= Space tribology =

Tribological systems for spacecraft applications

Space tribology is a discipline in the field of tribology which deals with tribological systems for spacecraft applications. Research in the field aims to design reliable tribological systems that can withstand the harsh environment of space.

== Challenges ==
In addition to regular tribological stresses, machine elements for space applications need to withstand the harsh environment during launch and in orbit. In particular, critical tribosystem inputs are:
- random vibrations and acoustic noise during launch, leading to high transient loads and high-frequency, low-amplitude motion that may cause fretting
- extreme temperatures and temperature fluctuations, "ranging from cryogenic temperature to several hundred degrees Celsius". This may lead to drastic changes in material properties, especially in case of lubricants.
- vacuum in the order of 10^{−7} to 10^{−13} mbar, leading to evaporation of lubricants. This can cause both lubrication failure and contamination of sensitive instruments.
- radiation, which degrades lubricants and other non-metallic components (although lubricants are rarely exposed to radiation directly)

== Lubricants for space applications ==

=== Liquid lubricants ===
Liquid lubricants for space applications need to have low vapor pressure (volatility) in order to withstand the high vacuum on orbit. Suitable lubricants include perfluoropolyethers, cyclopentanes and polyalphaolefins, mostly in the form of base oils for lubricating grease.

Since the rate of evaporation increases with temperature, the use of liquid lubricants is often limited to temperatures below 100 °C. On the other side of the spectrum, the viscosity of liquid lubricants increases with decreasing temperature; i.e., the lower the temperature, the more viscous the lubricant (see also viscosity index). Thus, the use of liquid lubricants is limited to temperatures of around -40 °C.

=== Solid lubricants ===

Solid lubricants are used for applications with extreme temperature or where evaporation of lubricants would cause damage to sensitive instruments.

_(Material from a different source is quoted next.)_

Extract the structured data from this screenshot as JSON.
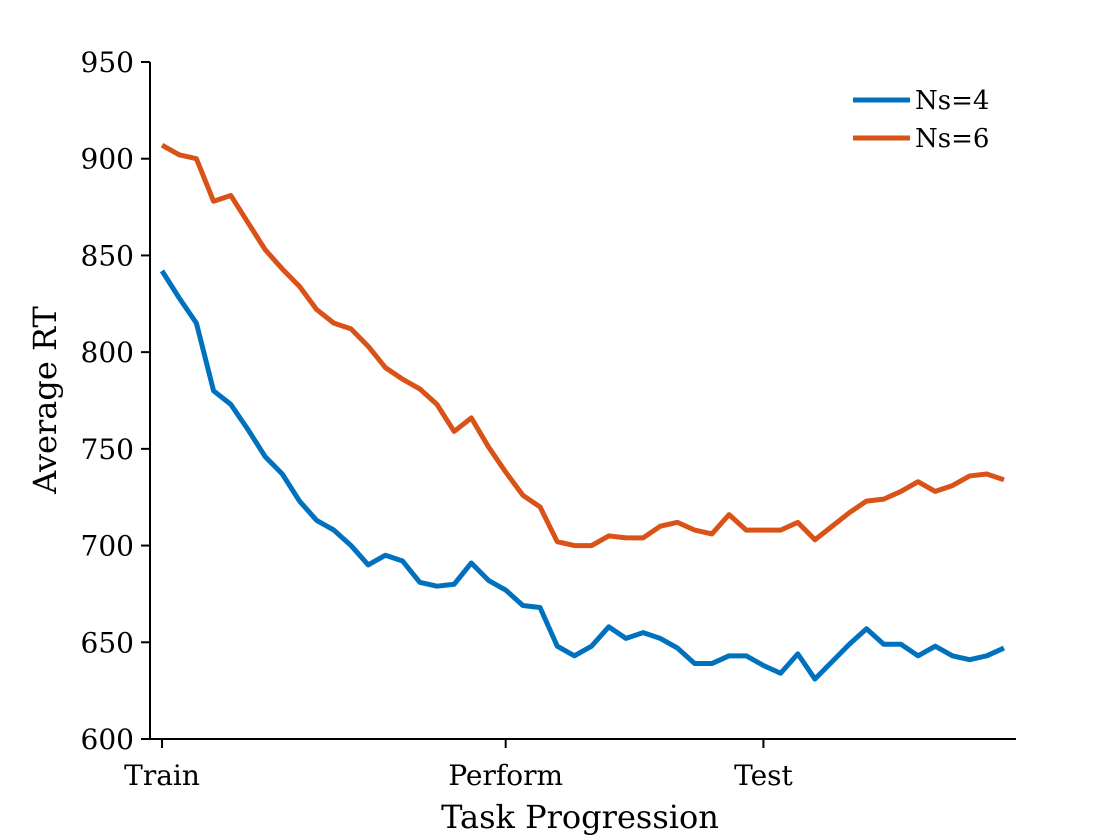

Solid lubricants are applied in the form of coatings, or through self-lubricating materials. In the former case, sputtered molybdenum disulfide (MoS_{2}) and ion-plated lead (Pb) are commonly used; in the latter case, polyimide composite materials based on polytetrafluoroethylene (PTFE) are often employed, as well as leaded bronze.

== Applications ==
Space tribology ensures the reliable operation of mechanisms aboard spacecraft, which can be broadly grouped into one-shot devices (such as deployable solar panels, deployable antennas and solar sails), and continuously and intermittently operating devices (such as reaction wheels, electric motors and slip rings).